Paul propose un exercice : "Vous pouvez quitter votre emploi et ne pas travailler pendant un an, et je vous donnerai 25 % de votre revenu actuel. Comment vous sentez-vous ?" Pour Paul, cela aurait été une excellente nouvelle, car il aurait récupéré son temps et aurait pu vivre avec 25 % de son revenu en puisant dans ses économies si nécessaire. Si cette idée vous soulage et vous excite, c'est un bon signe. Si vous pensez que c'est impossible, c'est aussi une information. Plus vos besoins financiers sont élevés, plus il est difficile de se lancer.

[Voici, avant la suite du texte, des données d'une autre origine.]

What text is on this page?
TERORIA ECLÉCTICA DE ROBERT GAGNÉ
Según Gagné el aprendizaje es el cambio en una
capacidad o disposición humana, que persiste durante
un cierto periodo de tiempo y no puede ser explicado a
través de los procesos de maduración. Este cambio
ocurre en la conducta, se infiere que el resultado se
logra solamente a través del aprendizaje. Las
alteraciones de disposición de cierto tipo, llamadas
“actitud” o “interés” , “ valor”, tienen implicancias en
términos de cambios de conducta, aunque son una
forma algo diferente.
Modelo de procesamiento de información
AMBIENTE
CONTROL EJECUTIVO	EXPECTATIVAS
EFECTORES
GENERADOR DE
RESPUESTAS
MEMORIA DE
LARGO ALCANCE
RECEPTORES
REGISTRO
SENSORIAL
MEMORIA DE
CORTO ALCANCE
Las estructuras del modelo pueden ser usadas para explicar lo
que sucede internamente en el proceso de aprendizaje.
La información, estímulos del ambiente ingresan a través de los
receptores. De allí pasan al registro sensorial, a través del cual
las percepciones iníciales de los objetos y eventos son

Paul n'a pas égalé son salaire avant sa sixième année d'indépendance. Il encourage à se demander : "Quel est le montant le plus bas que je considérerais comme un succès l'année prochaine ?" et "Combien de mois suis-je prêt à gagner zéro revenu ?" L'objectif est de recadrer les peurs. Il est irréaliste de vouloir remplacer un salaire élevé du jour au lendemain sans expérience en travail indépendant. Paul souligne l'importance de connaître ses dépenses réelles. Il a réalisé qu'il pouvait vivre avec 3500 $ par mois et avait suffisamment d'économies pour une année.
*Devoir de l'étape 4 :* Calculez combien vous dépensez réellement et combien vous avez besoin pour vivre. Considérez comment abaisser vos dépenses pourrait vous donner plus de temps pour l'exploration.
**Étape 5 : Faire le grand saut sans plan parfait.**
Paul, bien qu'employé comme consultant, écoutait des podcasts de Tim Ferriss sans réaliser qu'il pouvait faire ces choses lui-même. Beaucoup de gens ne savent pas ce qu'ils feront après avoir démissionné, et cette incertitude les retient. Le plan de Paul était de devenir consultant indépendant, mais il a réalisé après six mois qu'il avait une "envie créative" pour d'autres choses.
Paul suggère de prendre un "sabbatical" de trois mois une fois dans sa vie d'adulte. Le but n'est pas de créer une entreprise, mais de se reconnecter avec soi-même. Ce temps permet d'explorer ses intérêts sans la pression de devoir réussir financièrement immédiatement. C'est une période d'expérimentation.
**Étape 6 : Gagner sa vie de manière autonome.**
Le chemin sans chemin a des coûts visibles (incertitude, peur) mais aussi des avantages invisibles. Pour Paul, le fait de gagner 100 $ par lui-même a été une révélation : s'il pouvait gagner 100 $, il pouvait gagner 1000 $, puis 10 000 $. Ces petites victoires construisent l'enthousiasme, l'autonomie et la confiance en soi.
Paul a démissionné sans revenu en vue. Il a fait du freelancing, gagnant 30 à 50 % de son salaire précédent, ce qui a suffi à couvrir ses frais de subsistance réduits. Il a pu "acheter des années" de liberté. L'approche est moins effrayante si l'on ne cherche pas à remplacer son salaire immédiatement, mais à survivre pendant une période donnée (3 mois, 1 an).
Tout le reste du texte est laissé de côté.